All Progress ABL programs are single threaded. There are no multi-threading facilities in the ABL. For example, there is no way to start a thread that runs ABL code in the same process or to block an ABL thread while another thread in the same process executes other ABL code.

When a program is executed in Appserver or WebSpeed mode, there is still a separate ABL process for each agent. Each of these ABL processes can only ever execute a single thread that runs ABL code.

Fat Client

When you manually run a Progress ABL program, you start up a binary executable (for example, _progres on Linux or UNIX and prowin32.exe Windows). That executable reads the program's file (source code or r-code) and interprets it. That program runs on the physical system on which the executable is launched. It runs within the context of the operating system's logged in user that launched the executable. This means that the Progress program can only access resources that the current user is permitted to access. This "manually" started program could be interactive (a ChUI or GUI client) or it could be non-interactive (a batch mode client). Either way the program conceptually runs as a client process in the context of some operating system user. All ABL logic for the program runs inside of that client process and there is one process for each user.

It is common for Progress developers to use the term "client/server" to describe this original implementation approach. In this concept, interactive or batch clients connect to a multi-user database process, which is considered the server part of client/server. Technically, the Progress database is a server but the split of the functionality between the database server and the client is heavily weighted toward the client side. One of the biggest benefits of the ABL is the ABL's use of the same language for both business logic and for data access. For example, WHERE clause expressions in queries are written in ABL. The non-obvious implication of this design is that any execution of the WHERE clause is done in the client process and not on the database server. The database server can really be considered an advanced indexing engine, it lacks much of the filtering and sorting capabilities that SQL developers take for granted. This means that many more records must be returned by the database to the client and the client handles the filtering. The ABL compiler attempts to minimize the negative impact of this design decision by implementing equality and range matching using indexes so that certain WHERE clause terms can be used to only walk only a sub-set of the records in that index. All the rest of the ABL WHERE clause is still executed in the client process and only some queries can take advantage of this feature. Likewise, if client-side sorting is to be avoided the query must be written to implicitly select an index that provides the same sorting that is needed by that query. In both cases, the real logic is implemented on the client.
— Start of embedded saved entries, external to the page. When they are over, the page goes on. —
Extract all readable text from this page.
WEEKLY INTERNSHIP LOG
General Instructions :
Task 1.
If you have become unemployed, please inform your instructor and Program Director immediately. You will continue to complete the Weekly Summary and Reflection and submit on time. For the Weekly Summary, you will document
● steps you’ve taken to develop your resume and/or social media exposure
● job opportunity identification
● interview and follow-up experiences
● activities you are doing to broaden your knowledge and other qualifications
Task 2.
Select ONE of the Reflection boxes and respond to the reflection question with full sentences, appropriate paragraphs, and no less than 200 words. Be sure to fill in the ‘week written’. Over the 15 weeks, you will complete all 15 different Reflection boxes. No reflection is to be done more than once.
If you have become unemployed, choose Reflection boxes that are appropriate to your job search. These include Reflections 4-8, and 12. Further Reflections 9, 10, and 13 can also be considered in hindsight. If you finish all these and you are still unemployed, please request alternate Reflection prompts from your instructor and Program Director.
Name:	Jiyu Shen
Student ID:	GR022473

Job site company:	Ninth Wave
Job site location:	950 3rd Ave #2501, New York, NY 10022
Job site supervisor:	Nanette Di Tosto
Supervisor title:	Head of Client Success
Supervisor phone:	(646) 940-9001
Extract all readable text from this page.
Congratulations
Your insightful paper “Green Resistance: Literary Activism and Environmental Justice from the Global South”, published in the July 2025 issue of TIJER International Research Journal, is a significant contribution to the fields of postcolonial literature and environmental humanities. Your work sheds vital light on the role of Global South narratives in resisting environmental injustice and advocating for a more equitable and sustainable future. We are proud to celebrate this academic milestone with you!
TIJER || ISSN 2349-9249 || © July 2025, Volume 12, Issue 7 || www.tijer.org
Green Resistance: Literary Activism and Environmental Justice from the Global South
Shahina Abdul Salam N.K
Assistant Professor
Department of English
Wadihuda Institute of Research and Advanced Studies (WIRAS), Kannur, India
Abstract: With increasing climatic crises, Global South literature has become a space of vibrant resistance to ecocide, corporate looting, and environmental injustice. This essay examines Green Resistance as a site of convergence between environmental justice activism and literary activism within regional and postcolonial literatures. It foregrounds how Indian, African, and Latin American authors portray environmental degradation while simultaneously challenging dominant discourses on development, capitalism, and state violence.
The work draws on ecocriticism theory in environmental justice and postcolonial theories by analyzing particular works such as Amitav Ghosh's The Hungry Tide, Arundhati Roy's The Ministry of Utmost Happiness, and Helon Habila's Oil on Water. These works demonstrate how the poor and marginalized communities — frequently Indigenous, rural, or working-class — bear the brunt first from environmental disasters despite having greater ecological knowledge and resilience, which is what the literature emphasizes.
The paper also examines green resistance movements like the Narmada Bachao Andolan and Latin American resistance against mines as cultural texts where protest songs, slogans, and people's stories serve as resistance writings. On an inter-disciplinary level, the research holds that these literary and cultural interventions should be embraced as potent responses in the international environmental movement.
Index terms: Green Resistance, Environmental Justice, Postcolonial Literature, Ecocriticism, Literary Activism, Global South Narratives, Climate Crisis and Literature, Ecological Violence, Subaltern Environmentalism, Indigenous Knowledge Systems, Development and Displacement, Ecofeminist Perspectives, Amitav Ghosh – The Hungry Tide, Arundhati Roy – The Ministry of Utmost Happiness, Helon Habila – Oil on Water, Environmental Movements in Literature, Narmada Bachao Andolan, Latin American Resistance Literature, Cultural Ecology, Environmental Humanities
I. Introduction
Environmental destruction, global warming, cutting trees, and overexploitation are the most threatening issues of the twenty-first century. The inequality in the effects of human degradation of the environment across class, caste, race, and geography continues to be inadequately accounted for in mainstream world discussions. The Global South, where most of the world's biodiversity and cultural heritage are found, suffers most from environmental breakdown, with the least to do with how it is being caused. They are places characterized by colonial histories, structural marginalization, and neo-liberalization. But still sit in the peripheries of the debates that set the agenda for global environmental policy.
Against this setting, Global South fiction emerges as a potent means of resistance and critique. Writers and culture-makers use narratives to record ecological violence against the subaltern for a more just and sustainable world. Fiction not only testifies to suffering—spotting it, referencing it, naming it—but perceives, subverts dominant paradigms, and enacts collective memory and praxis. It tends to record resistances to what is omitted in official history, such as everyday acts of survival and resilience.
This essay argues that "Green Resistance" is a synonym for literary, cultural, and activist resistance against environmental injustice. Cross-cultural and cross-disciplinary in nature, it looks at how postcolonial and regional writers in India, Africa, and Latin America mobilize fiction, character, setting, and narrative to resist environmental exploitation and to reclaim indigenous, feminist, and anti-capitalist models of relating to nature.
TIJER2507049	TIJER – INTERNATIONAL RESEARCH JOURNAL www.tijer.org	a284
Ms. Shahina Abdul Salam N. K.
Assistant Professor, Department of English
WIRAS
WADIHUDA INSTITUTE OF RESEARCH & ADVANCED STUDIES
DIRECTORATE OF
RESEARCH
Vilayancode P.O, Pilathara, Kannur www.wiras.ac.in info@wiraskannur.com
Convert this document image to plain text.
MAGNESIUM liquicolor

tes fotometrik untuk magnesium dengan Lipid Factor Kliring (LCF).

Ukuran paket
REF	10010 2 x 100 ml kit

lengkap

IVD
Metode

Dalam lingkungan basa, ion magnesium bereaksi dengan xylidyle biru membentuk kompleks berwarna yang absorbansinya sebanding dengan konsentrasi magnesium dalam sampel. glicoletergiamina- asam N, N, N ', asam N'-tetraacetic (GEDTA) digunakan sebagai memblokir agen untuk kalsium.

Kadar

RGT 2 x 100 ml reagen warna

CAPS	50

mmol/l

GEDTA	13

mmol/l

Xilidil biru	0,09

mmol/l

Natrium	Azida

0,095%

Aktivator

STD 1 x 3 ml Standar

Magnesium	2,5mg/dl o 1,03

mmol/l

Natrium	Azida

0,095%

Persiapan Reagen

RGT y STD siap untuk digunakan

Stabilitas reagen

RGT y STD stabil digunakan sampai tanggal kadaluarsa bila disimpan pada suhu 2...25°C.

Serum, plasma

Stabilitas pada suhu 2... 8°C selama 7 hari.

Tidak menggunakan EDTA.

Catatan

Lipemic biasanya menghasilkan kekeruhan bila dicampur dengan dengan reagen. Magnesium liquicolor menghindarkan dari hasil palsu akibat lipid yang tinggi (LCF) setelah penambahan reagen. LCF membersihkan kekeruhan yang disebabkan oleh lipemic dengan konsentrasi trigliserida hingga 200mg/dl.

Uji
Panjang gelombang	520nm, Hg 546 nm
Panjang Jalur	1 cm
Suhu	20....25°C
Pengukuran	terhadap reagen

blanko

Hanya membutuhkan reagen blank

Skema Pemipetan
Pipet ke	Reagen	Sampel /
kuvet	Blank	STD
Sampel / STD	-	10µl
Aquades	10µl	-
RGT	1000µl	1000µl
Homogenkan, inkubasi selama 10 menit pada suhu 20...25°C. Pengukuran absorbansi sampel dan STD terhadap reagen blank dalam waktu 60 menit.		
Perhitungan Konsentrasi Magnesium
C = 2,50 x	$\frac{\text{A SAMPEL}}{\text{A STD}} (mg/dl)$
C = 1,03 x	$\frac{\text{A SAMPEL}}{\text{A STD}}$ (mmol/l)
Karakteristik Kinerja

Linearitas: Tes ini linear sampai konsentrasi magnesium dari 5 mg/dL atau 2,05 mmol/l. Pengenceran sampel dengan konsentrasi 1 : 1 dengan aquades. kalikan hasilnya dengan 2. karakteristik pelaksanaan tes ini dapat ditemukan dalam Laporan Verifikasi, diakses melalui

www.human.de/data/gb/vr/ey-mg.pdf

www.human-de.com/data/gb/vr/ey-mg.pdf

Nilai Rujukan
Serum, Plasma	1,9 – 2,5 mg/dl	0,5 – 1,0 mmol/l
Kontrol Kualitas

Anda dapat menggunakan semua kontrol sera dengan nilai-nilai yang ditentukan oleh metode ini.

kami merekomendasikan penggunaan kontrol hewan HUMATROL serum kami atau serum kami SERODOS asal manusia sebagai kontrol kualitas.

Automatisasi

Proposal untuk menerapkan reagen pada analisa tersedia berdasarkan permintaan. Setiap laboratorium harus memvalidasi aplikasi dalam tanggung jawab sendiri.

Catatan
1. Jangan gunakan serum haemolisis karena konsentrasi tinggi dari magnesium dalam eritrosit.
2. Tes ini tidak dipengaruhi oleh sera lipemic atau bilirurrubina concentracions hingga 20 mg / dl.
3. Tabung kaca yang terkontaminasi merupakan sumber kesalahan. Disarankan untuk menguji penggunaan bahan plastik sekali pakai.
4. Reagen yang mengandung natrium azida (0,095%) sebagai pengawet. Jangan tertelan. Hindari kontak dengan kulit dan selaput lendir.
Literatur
We call this "inherently fat client" because there is always a per-user client process that executes all ABL logic and nothing is delegated to the database server. The approach is designed right in to the ABL.

When Progress implemented Appserver and WebSpeed, they did not eliminate this design choice. There is still a separate process running for each ABL program being executed. The fact that one now can call it over the network to invoke a program there, does not eliminate the fact that it is still a fat client. Progress just added a kind of pool of fat clients (agents) and a broker to distribute requests.

With the latest Pacific Application Server for OpenEdge (PASOE), there is some indication that ABL programs may be running on different threads in the same process, however it seems these must have important limitations on usage of client-platform dependencies. PASOE leverages a Java implementation in Tomcat to replace the old broker/agents architecture with a multi-threaded single process that does the dispatching.